It has been almost 2 weeks since my journey of Operation Solid Lives (OSL) ended. OSL is an intense decipleship program offered by our church, Church of Living Water. (http://www.livingwater.com/) Boy what a journey it was! I can't tell you completely what it has meant to me but I will try to do justice to how it has impacted my life.
OSL is one of those things that makes you want to pull your hair out at times, and at others weep with appreciation and jump with joy for the relationship that is forged with our Lord because of it. Let me explain.
When Mark and I first started OSL I was excited to start a new study and journey. They encourage couples to do it together which was exciting for me but Mark wasn't as eager as I was. Don't get me wrong, he wanted to do it but he went with me more because I asked him and he is an awesome husband and loves me. Like I said I was excited, until we got there and were greeted with a couple of unexpected realities.

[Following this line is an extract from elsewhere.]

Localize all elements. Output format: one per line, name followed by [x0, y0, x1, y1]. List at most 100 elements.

The first reality was that we would NOT be sitting with each other. Now, I was partially excited to do this because my hubby and I would be together! We haven't been able to do anything together in quite a while and I was looking forward to spending time in a group getting to know others with my best friend. When we walked in though and looked for our name tags we quickly found out that our seating would be at separate tables, Mark with men and me with other women. Our smiles and anticipations both sank. Oh well, we would sit as close as we could and try make the best of it.
The second was the rules. Lots of rules! Mark and I are not exactly the best at being consistent with structured kinds of things. First there was only 2 hours of TV, movies, reading or music a week unless it was Christian music or teachings. That seemed to hurt most people but what got me the most was the Bible verse memorization. I do not memorize easily. There were a lot of things we had to do such as reading certain chapters in our bibles every day, journaling, listening to teachings, coming to all of the meetings, attend the church services and sit in the first 3 rows (which I still don't get).
I wasn't feeling the home teachings so much (good teacher, just long and repetitive at times), neither was I enjoying the sitting in the first three rows (we are back third of the church sitters.. lol) but as I said above those bible verses were just not my friend. I was trying so hard to memorize them and as I tried I would get one part mixed up with another verse or just go blank. I was really beating myself up until my 4th class, when I visited my coach and ended up in tears over it. She quickly reminded me that I don't have to be perfect, that I have only to try and that it was more important that those verses got into my heart! What a relief that day was because the expectation of having to recite my un-memorized verses was taking over every thought and ruining my days. I was reminded that there is "NO condemnation in Christ Jesus!"
Well, I was almost on my last week of OSL and I was proud of my accomplishments of journaling and reading and even memorizing some of my verses but didn't really feel there was this huge change in me that I was expecting, until April 5th.
My dad died on April 6th, 2001 and on the 5th I was reflecting on that time. As I thought about it pain and tears welled up inside of me. I thought about the time that I spent in Idaho taking care of him (he was unconscious most of our time there), and the time that I read the bible to him hoping he would hear me and turn to Christ. Most of all I thought about my last moments with him before we left to come home because we had to go back to work. I said good bye and we drove our 8 hours home and the next morning I got the call, he had died.
My heart was stricken with grief by the fact that I wasn't there when he died, I left one day too soon. The grief was overwhelming wondering if my dad had accepted Christ before his death or not. As I cried I felt fear and panic rise up in me. I had to do something, and I found myself thinking frantically, "I have to find my bible, where is my bible, I just need to read my bible and I will be ok!" Those thoughts stopped me dead in my tracks.
In the past if I was hurting so much that panic would arise I would run to food, the TV, movies, or other self destructive activities, but that day, for the very first time I was running to God's word! Life itself! It hit me, the last 3 weeks of OSL had infiltrated so deep into my spirit that running to God was my hope, not the things of this world that did nothing but hurt me. I had hope in my Christ, in His Word, and in the Life I knew it would give me. I was not feeling a lot the first three weeks because I was storing up what God wanted me to be able to use in the future. I was storing up HIS HOPE!
When I ran to the Word, God didn't stop the pain, but He did stop the panic, and how grateful I am for that. Realizing I can feel pain without falling apart is a huge thing for me and I am so thankful for my church for offering OSL because I don't think I would have this hope otherwise.
Was OSL the best thing I have ever done? I don't know. But what I do know is that without it, I wouldn't be where I am today and I couldn't get to the places I know God will lead me to in the future.